Unitarian Universalists covenant with one another for all of us to hold each other accountable to our agreements. We agree to a process of how it is that we will treat each other, and how we will call each other back in to community with radical humility and love. The idea is not that we are perfect human beings who will always be within the elegant confines of our agreement, but instead that because we are imperfect, we’ll sometimes need help coming back into covenant.
We enter into covenants that are sometimes limited by time, like small groups that last only a matter of months. We also enter into covenant when we join a religious community and sign the membership book. This signing of the membership book is a sacred act that binds us into accountability with the community, and calls for standards of behavior from each member.
By calling ourselves Unitarian Universalists, we “covenant to affirm and promote” our Seven Principles. The Committee on Right Relations (CRR) is, perhaps, the most important committee in our congregation. The CRR’s first goal is to help members in conflict to resolve that conflict by talking to each other. If that is not an option, the CRR might step in to address a behavior that is negatively affecting the community. A further step, if the CRR finds itself unable to help a member address a negative behavior, would be to take the behavior to the board, who is then expected to care for the health of the larger community in reference to the behavior. The details of this process may vary from congregation to congregation, but the sacred nature of the work the CRR holds is one of the cruxes of Unitarian Universalism. Holding each other to account for actions and lovingly, humbly, telling individuals how their actions affect others is at the heart of how we do Unitarian Universalism. This action, this calling back into covenant, is hard. Be prepared to do it anyway.
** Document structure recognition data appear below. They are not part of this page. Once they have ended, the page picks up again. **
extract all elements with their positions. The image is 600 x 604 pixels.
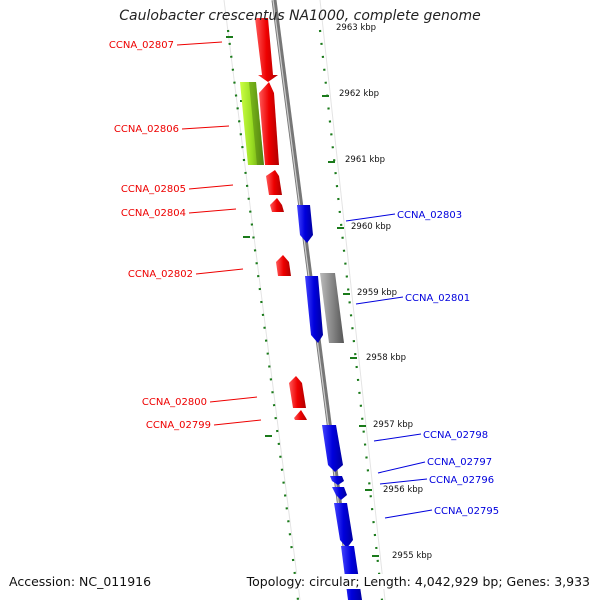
gene-ccna-02807-red xyxy=(255,18,278,82)
right-tick-track xyxy=(318,29,384,601)
gene-label-ccna-02804[interactable]: CCNA_02804 xyxy=(121,208,186,219)
gene-label-ccna-02796[interactable]: CCNA_02796 xyxy=(429,475,494,486)
gene-ccna-02800-red xyxy=(289,376,306,408)
connector-ccna-02802 xyxy=(195,268,244,275)
gene-ccna-02804-red xyxy=(270,198,284,212)
gene-label-ccna-02798[interactable]: CCNA_02798 xyxy=(423,430,488,441)
kbp-label-2958: 2958 kbp xyxy=(366,353,406,363)
connector-ccna-02807 xyxy=(176,41,223,46)
connector-ccna-02795 xyxy=(384,509,433,519)
gene-ccna-02795-blue xyxy=(334,503,353,548)
kbp-label-2962: 2962 kbp xyxy=(339,89,379,99)
gene-ccna-02799-red xyxy=(294,410,307,420)
kbp-label-2959: 2959 kbp xyxy=(357,288,397,298)
gene-highlight-green xyxy=(240,82,264,165)
gene-label-ccna-02806[interactable]: CCNA_02806 xyxy=(114,124,179,135)
gene-highlight-green-overlay xyxy=(249,82,264,165)
gene-label-ccna-02803[interactable]: CCNA_02803 xyxy=(397,210,462,221)
kbp-label-2961: 2961 kbp xyxy=(345,155,385,165)
gene-label-ccna-02800[interactable]: CCNA_02800 xyxy=(142,397,207,408)
gene-next-blue xyxy=(341,546,362,600)
connector-ccna-02798 xyxy=(373,433,422,442)
gene-label-ccna-02805[interactable]: CCNA_02805 xyxy=(121,184,186,195)
gene-ccna-02796-blue xyxy=(332,487,347,500)
gene-label-ccna-02801[interactable]: CCNA_02801 xyxy=(405,293,470,304)
gene-label-ccna-02807[interactable]: CCNA_02807 xyxy=(109,40,174,51)
major-ticks xyxy=(226,36,379,557)
gene-ccna-02806-red xyxy=(259,82,279,165)
connector-ccna-02801 xyxy=(355,296,404,305)
map-title: Caulobacter crescentus NA1000, complete … xyxy=(119,8,481,24)
connector-ccna-02800 xyxy=(209,396,258,403)
outer-guide-line xyxy=(223,0,301,601)
gene-ccna-02802-red xyxy=(276,255,291,276)
right-connectors xyxy=(345,213,433,519)
gene-ccna-02797-blue xyxy=(330,476,344,485)
left-tick-track xyxy=(226,29,300,601)
kbp-label-2963: 2963 kbp xyxy=(336,23,376,33)
gene-label-ccna-02795[interactable]: CCNA_02795 xyxy=(434,506,499,517)
kbp-label-2957: 2957 kbp xyxy=(373,420,413,430)
connector-ccna-02805 xyxy=(188,184,234,190)
gene-ccna-02801-blue xyxy=(305,276,323,343)
gene-label-ccna-02799[interactable]: CCNA_02799 xyxy=(146,420,211,431)
connector-ccna-02796 xyxy=(379,478,428,485)
left-connectors xyxy=(176,41,262,426)
gene-label-ccna-02802[interactable]: CCNA_02802 xyxy=(128,269,193,280)
connector-ccna-02803 xyxy=(345,213,396,222)
inner-guide-line xyxy=(319,0,386,601)
gene-ccna-02803-blue xyxy=(297,205,313,243)
gene-ccna-02798-blue xyxy=(322,425,343,472)
gene-label-ccna-02797[interactable]: CCNA_02797 xyxy=(427,457,492,468)
kbp-label-2956: 2956 kbp xyxy=(383,485,423,495)
gene-ccna-02801-gray xyxy=(320,273,344,343)
connector-ccna-02799 xyxy=(213,419,262,426)
connector-ccna-02797 xyxy=(377,461,426,474)
accession-text: Accession: NC_011916 xyxy=(7,574,154,589)
kbp-label-2960: 2960 kbp xyxy=(351,222,391,232)
gene-ccna-02805-red xyxy=(266,170,282,195)
connector-ccna-02806 xyxy=(181,125,230,130)
kbp-label-2955: 2955 kbp xyxy=(392,551,432,561)
connector-ccna-02804 xyxy=(188,208,237,214)
genome-summary-text: Topology: circular; Length: 4,042,929 bp… xyxy=(244,574,592,589)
It falls to the CRR to help members implement the covenant, and to the board to ultimately decide who can be called back into covenant, and what actions are too egregious for invitations to be extended. There is not a head of the Unitarian Universalist Association, currently based in Boston, who can make this decision. We are an association of congregations, and each congregation decides its polity. Covenanting, and how we call folks back into covenant with each other, is not only sacred, it is one of the things that makes us Unitarian Universalists.
We are people who actively choose Unitarian Universalism over and over again, and strive to be within covenant with each other.